With the DBT runtime you can use the function's run() method to execute a DBT query you have defined. The DBT runtime execution workflow follows roughly these steps:

  1. The runtime fetches the input dataitems by downloading them locally. The runtime tries to get the file from the path attribute in the dataitem specification. At the moment, we support the following path types:
    • http(s)://<url>
    • s3://<bucket>/<path>
    • sql://<database>(/<schema-optional>)/<table>
    • <local-path>
  2. The runtime inserts the data into a temporary versioned table in the default postgres database. These tables are named <dataitem-name>_v<dataitem-id>, and will be deleted at the end of the execution.
  3. The runtime collect the source code of the DBT query and creates all the necessary DBT artifacts (profiles.yml, dbt_project.yml, etc.) and runs the DBT transformation.
  4. The runtime stores the output table into the default postgres database as result of the DBT execution. The table name is built from the outputs parameter. Then, the runtime creates a dataitem with the outputs name parameter and saves it into the Core backend. You can retrieve the dataitem with the run.outputs() method. In general, the output table versioned is named <dataitem-output-name>_v<dataitem-output-id> and is stored in the default postgres database passed to the runtime via env variable.

Function

The DBT runtime introduces a function of kind dbt that allows you to execute sql dbt queries on your data.

Function parameters

Name Type Description Default
project str Project name. Required only if creating from library, otherwise MUST NOT be set
name str Name that identifies the object required
kind str Function kind required
uuid str ID of the object in form of UUID4 None
description str Description of the object None
labels list[str] List of labels None
embedded bool Flag to determine if object must be embedded in project True
code_src str URI pointer to source code None
code str Source code (plain text) None
base64 str Source code (base64 encoded) None
handler str Function entrypoint None
lang str Source code language (hint) None
Function kinds

The kind parameter must be:

  • dbt

Function example

import digitalhub as dh

project = dh.get_or_create_project("my_project")

sql = """
SELECT * FROM {{ ref("my_table") }}
"""

dataitem = project.new_dataitem("my_dataitem", kind="table", path="path-to-some-data")

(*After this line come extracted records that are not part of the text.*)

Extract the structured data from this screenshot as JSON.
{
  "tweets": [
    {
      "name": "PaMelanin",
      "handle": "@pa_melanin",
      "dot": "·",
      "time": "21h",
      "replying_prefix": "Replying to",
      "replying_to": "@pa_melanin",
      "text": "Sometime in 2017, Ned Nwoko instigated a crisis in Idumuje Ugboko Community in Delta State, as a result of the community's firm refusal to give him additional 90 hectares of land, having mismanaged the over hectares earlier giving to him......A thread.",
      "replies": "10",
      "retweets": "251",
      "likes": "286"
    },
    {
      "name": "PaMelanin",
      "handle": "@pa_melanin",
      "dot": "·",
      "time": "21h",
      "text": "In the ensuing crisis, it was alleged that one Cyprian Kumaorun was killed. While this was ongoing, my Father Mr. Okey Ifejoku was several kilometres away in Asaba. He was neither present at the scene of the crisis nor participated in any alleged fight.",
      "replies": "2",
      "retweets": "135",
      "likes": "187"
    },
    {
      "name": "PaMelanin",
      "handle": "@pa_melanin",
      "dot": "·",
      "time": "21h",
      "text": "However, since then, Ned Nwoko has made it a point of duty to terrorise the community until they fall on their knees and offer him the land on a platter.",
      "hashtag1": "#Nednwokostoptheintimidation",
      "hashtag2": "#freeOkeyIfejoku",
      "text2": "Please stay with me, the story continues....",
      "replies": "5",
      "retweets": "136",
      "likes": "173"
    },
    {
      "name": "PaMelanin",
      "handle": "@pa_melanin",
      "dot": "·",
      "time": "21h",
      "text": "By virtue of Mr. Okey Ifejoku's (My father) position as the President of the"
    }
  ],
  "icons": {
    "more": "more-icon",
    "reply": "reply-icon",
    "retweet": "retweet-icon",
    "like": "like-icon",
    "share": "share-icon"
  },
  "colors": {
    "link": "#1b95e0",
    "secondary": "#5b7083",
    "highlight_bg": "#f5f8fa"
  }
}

function = dh.new_function(
    kind="dbt",
    name="my_function",
    code=sql
)

Task

The DBT runtime introduces a task of kind transform that allows you to run a DBT transformation on your data. A Task is created with the run() method, so it's not managed directly by the user. The parameters for the task creation are passed directly to the run() method, and may vary depending on the kind of task.

Task parameters

Name Type Description Default Kind specific
action str Task action required
node_selector list[dict] Node selector None
volumes list[dict] List of volumes None
resources dict Resources restrictions None
affinity dict Affinity None
tolerations list[dict] Tolerations None
envs list[dict] Env variables None
secrets list[str] List of secret names None
profile str Profile template None
Task actions

Actions must be one of the following:

  • serve: to deploy a service

Task example

run = function.run(
    action="transform",
    inputs={"my_table": my_dataitem.key},
    outputs={"output_table": "my_output_table"},
)

Run

The Run object is, similar to the Task, created with the run() method. The run's parameters are passed alongside the task's ones.

Run parameters

Name Type Description Default
loacal_execution bool Flag to indicate if the run will be executed locally False
inputs dict Input entity key. None
outputs dict Outputs mapped. None
parameters dict Extra parameters for a function. None

Run example

run = function.run(
    action="job",
    inputs={
        "dataitem": dataitem.key
    },
    outputs={
        "dataitem": "mapped-name",
        "label": "some-label"
    }
)